A líder do Bloco de Esquerda disse hoje que é preciso combater o "offshore' laboral" e recusou pressões europeias para manter inalterado o salário mínimo, defendendo o trabalho com direitos.

PAULO CUNHA

"Há quem ache que Portugal devia aceitar os baixos salários e que não deve aumentar o salário mínimo porque a produtividade não aguenta.

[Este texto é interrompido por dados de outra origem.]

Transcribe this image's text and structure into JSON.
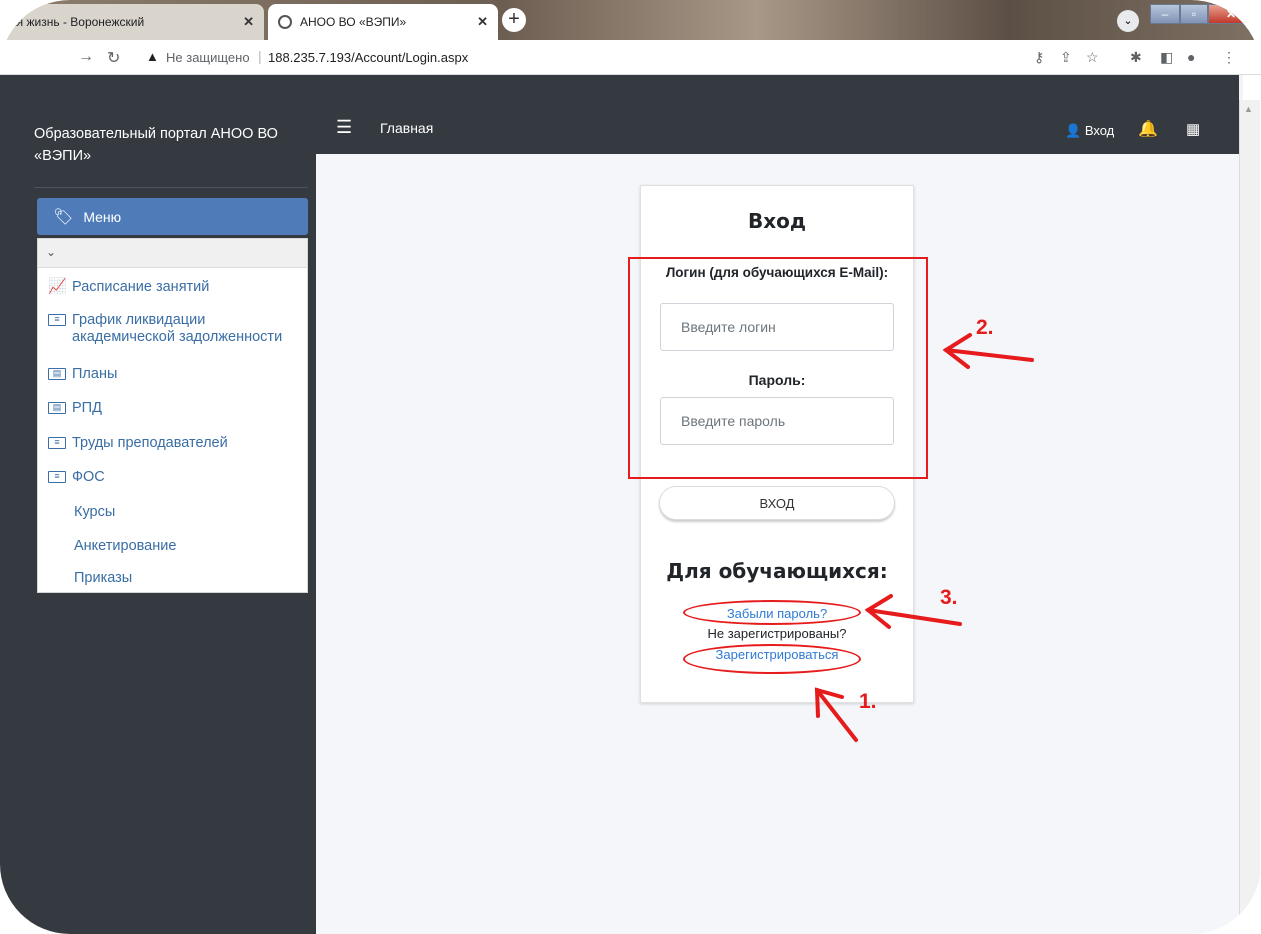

O modelo de salários baixos e produção pouco qualificada pode dar jeito a algum país do centro da Europa, mas o percurso que temos de seguir é o de investir na qualificação e valorização profissional, porque temos de dar expectativas aos nossos jovens para não saírem do país", disse.

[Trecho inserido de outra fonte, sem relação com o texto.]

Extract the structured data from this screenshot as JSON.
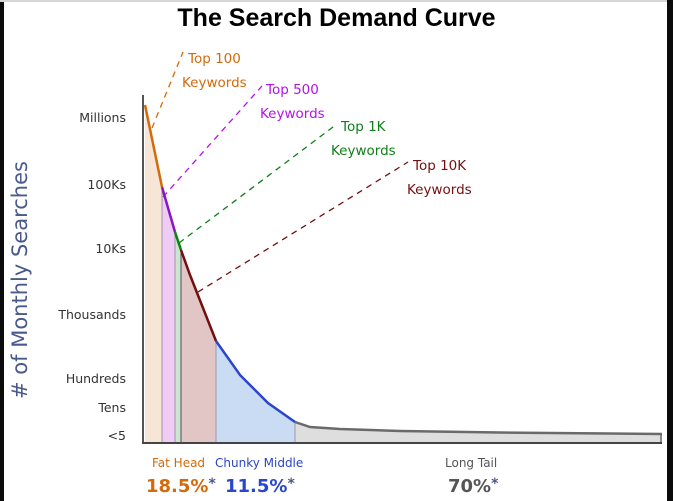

Catarina Martins falava na Universidade de Aveiro, onde participou num debate sobre o Programa Nacional de Reformas, que "é debatido democraticamente no parlamento, ao contrário do secretismo de que fala Passos Coelho".

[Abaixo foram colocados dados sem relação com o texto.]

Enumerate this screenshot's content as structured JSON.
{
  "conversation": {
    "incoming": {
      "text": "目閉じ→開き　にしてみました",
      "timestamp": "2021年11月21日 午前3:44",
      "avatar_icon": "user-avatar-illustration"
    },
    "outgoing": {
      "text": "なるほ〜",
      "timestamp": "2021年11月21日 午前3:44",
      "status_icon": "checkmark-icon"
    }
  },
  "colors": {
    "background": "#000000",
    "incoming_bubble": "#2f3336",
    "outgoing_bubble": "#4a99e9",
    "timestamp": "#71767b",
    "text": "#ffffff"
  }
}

A representante do BE advogou que "o salário tem de ser protegido como garante real da distribuição da riqueza, observando que, com a crise, o salário médio nacional desceu cerca de 30%, apesar do aumento da produtividade".

Para Catarina Martins a qualificação das pessoas, um dos pilares do Programa Nacional de Reformas, implica uma escola pública "forte", dotada de recursos: "apesar de a percentagem ser inferior à média europeia, até há quatro anos tínhamos mais alunos a entrar nas universidades e temos de voltar a ter. Precisamos de mais pessoas com formação superior".

"Temos de reter as pessoas que formamos. Em quatro anos saiu meio milhão e quando temos trabalho mal pago, sem direitos, estamos a mandar as pessoas embora", disse, defendendo que "o combate à precariedade é outro dos pilares para travar a saída do País".

No período de perguntas da assistência, a líder do Bloco de Esquerda criticou a Comissão Europeia por considerar necessário que Portugal corte a despesa em mil milhões de euros, considerando que se trata de "uma exigência sem sentido, de fanatismo ideológico a que não se deve dar ouvidos".

"A Comissão Europeia, com uma execução orçamental desastrosa no final do ano passado, impôs ao País perder três mil milhões de euros com o Banif e estava tudo bem. Agora no primeiro trimestre do ano, ainda sem conhecer as contas, acha que é preciso cortar mil milhões de euros nas pessoas? Quando o que diz a Comissão Europeia não tem sentido, não lhe devemos dar ouvidos" disse.

Catarina Martins lembra que foi feito um acordo à esquerda para a recuperação de rendimentos e proteção do Estado Social, pelo que a coesão da maioria está garantida.

"Não agrada à Comissão Europeia, mas temos pena: foi o voto das pessoas em Portugal que o decidiu e não é a Comissão que escolhe as maiorias parlamentares", concluiu.